Even Frontier LLMs From GPT-5 Onward Lose up to 33% Accuracy when You Chat Too Long

•February 28, 2026

THE DECODER•Feb 28, 2026

Why It Matters

The finding exposes a fundamental context‑management weakness that can undermine enterprise applications relying on extended, multi‑turn interactions, signaling a need for better conversation handling strategies.

Key Takeaways

•Multi-turn prompts cut LLM accuracy up to 33%.
•GPT‑5 improves but still degrades versus single‑prompt.
•Python tasks suffer smallest performance drop (10‑20%).
•Temperature adjustments fail to recover lost accuracy.
•Fresh conversation with summary mitigates degradation.

Pulse Analysis

The study by Laban et al. shines a light on a lingering blind spot in even the most advanced large language models: maintaining coherence across extended dialogues. By testing code generation, database queries, action planning, data‑to‑text, mathematics, and summarization, the researchers demonstrated that splitting a task into several messages consistently erodes performance. Although GPT‑5 and its peers trim the average drop from 39 % to roughly 33 %, the degradation remains significant enough to affect real‑world deployments where users naturally iterate and refine requests.

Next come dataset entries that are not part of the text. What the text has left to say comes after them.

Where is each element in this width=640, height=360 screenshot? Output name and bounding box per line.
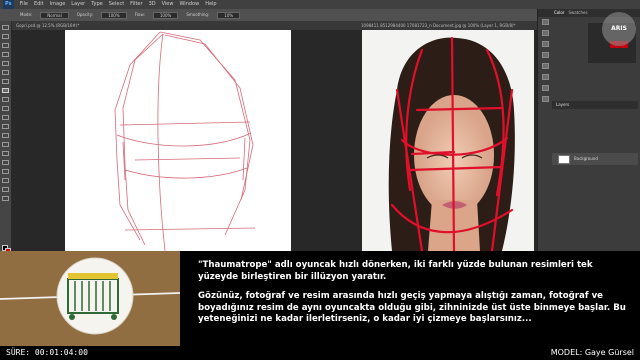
paths-panel-icon[interactable] [541, 85, 549, 91]
menu-file[interactable]: File [20, 0, 28, 9]
panel-icon-column [539, 19, 551, 107]
brush-tool-icon[interactable] [2, 88, 9, 93]
flow-label: Flow: [134, 12, 145, 17]
zoom-tool-icon[interactable] [2, 196, 9, 201]
caption-paragraph-2: Gözünüz, fotoğraf ve resim arasında hızl… [198, 291, 626, 324]
layer-row[interactable]: Background [552, 153, 638, 165]
tab-color[interactable]: Color [554, 9, 564, 17]
opacity-field[interactable]: 100% [101, 11, 127, 19]
healing-tool-icon[interactable] [2, 79, 9, 84]
thaumatrope-illustration [0, 251, 180, 346]
crop-tool-icon[interactable] [2, 61, 9, 66]
thaumatrope-video [0, 251, 180, 346]
brush-panel-icon[interactable] [541, 41, 549, 47]
menu-view[interactable]: View [162, 0, 174, 9]
menu-type[interactable]: Type [91, 0, 102, 9]
eraser-tool-icon[interactable] [2, 115, 9, 120]
watermark-badge: ARIS [602, 12, 636, 46]
layers-panel-header[interactable]: Layers [552, 101, 638, 109]
channels-panel-icon[interactable] [541, 74, 549, 80]
menu-edit[interactable]: Edit [34, 0, 44, 9]
mode-label: Mode: [20, 12, 33, 17]
adjustments-panel-icon[interactable] [541, 96, 549, 102]
dodge-tool-icon[interactable] [2, 142, 9, 147]
layer-name: Background [574, 156, 598, 161]
history-panel-icon[interactable] [541, 19, 549, 25]
menu-image[interactable]: Image [50, 0, 66, 9]
opacity-label: Opacity: [76, 12, 94, 17]
history-brush-tool-icon[interactable] [2, 106, 9, 111]
path-select-tool-icon[interactable] [2, 169, 9, 174]
menu-filter[interactable]: Filter [130, 0, 142, 9]
shape-tool-icon[interactable] [2, 178, 9, 183]
move-tool-icon[interactable] [2, 25, 9, 30]
clone-stamp-tool-icon[interactable] [2, 97, 9, 102]
smoothing-field[interactable]: 10% [217, 11, 241, 19]
eyedropper-tool-icon[interactable] [2, 70, 9, 75]
blur-tool-icon[interactable] [2, 133, 9, 138]
right-panels: Color Swatches Layers Background ARIS [537, 9, 640, 251]
hand-tool-icon[interactable] [2, 187, 9, 192]
duration-label: SÜRE: 00:01:04:00 [6, 348, 88, 357]
quick-select-tool-icon[interactable] [2, 52, 9, 57]
menu-layer[interactable]: Layer [71, 0, 85, 9]
footer-bar: SÜRE: 00:01:04:00 MODEL: Gaye Gürsel [0, 346, 640, 360]
subtitle-caption: "Thaumatrope" adlı oyuncak hızlı dönerke… [180, 251, 640, 346]
lasso-tool-icon[interactable] [2, 43, 9, 48]
photoshop-logo: Ps [3, 0, 14, 9]
menu-window[interactable]: Window [179, 0, 199, 9]
caption-paragraph-1: "Thaumatrope" adlı oyuncak hızlı dönerke… [198, 260, 593, 282]
pen-tool-icon[interactable] [2, 151, 9, 156]
type-tool-icon[interactable] [2, 160, 9, 165]
paragraph-panel-icon[interactable] [541, 63, 549, 69]
menu-bar: Ps File Edit Image Layer Type Select Fil… [0, 0, 640, 9]
tab-left-document[interactable]: Gopri.psd @ 12.5% (RGB/16#)* [12, 21, 357, 30]
properties-panel-icon[interactable] [541, 30, 549, 36]
marquee-tool-icon[interactable] [2, 34, 9, 39]
menu-select[interactable]: Select [109, 0, 124, 9]
tab-right-document[interactable]: 1098411 8512984400 17081723_n Document.j… [357, 21, 537, 30]
flow-field[interactable]: 100% [152, 11, 179, 19]
menu-help[interactable]: Help [205, 0, 216, 9]
mode-select[interactable]: Normal [40, 11, 69, 19]
sketch-canvas[interactable] [65, 30, 291, 252]
tools-panel [0, 21, 12, 254]
gradient-tool-icon[interactable] [2, 124, 9, 129]
model-credit: MODEL: Gaye Gürsel [550, 348, 634, 357]
layer-thumbnail [558, 154, 570, 164]
tab-swatches[interactable]: Swatches [568, 9, 587, 17]
smoothing-label: Smoothing: [186, 12, 210, 17]
portrait-photo[interactable] [362, 30, 534, 251]
character-panel-icon[interactable] [541, 52, 549, 58]
menu-3d[interactable]: 3D [149, 0, 156, 9]
head-sketch [114, 31, 256, 252]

For businesses that embed LLMs into customer‑support bots, development assistants, or data‑analysis pipelines, this limitation translates into higher error rates, longer resolution times, and potentially costly rework. The impact is especially pronounced in non‑coding domains, where the models lose up to a third of their accuracy. Companies must therefore reconsider interaction designs, perhaps limiting the number of turns or employing guardrails that detect when the model’s confidence wanes. The research also suggests that simple parameter tweaks, such as lowering temperature, are insufficient, underscoring the need for more sophisticated context‑management techniques.

Practitioners can mitigate the issue by adopting a “summarize‑and‑restart” workflow: before a conversation derails, the model generates a concise summary of all prior inputs, which then seeds a fresh session. This approach preserves the accumulated intent while resetting the model’s internal state, reducing drift. Looking ahead, developers and researchers are likely to explore hierarchical prompting, external memory stores, and fine‑tuned adapters designed specifically for multi‑turn fidelity. Addressing this challenge will be crucial for unlocking the full productivity promise of next‑generation LLMs in enterprise settings.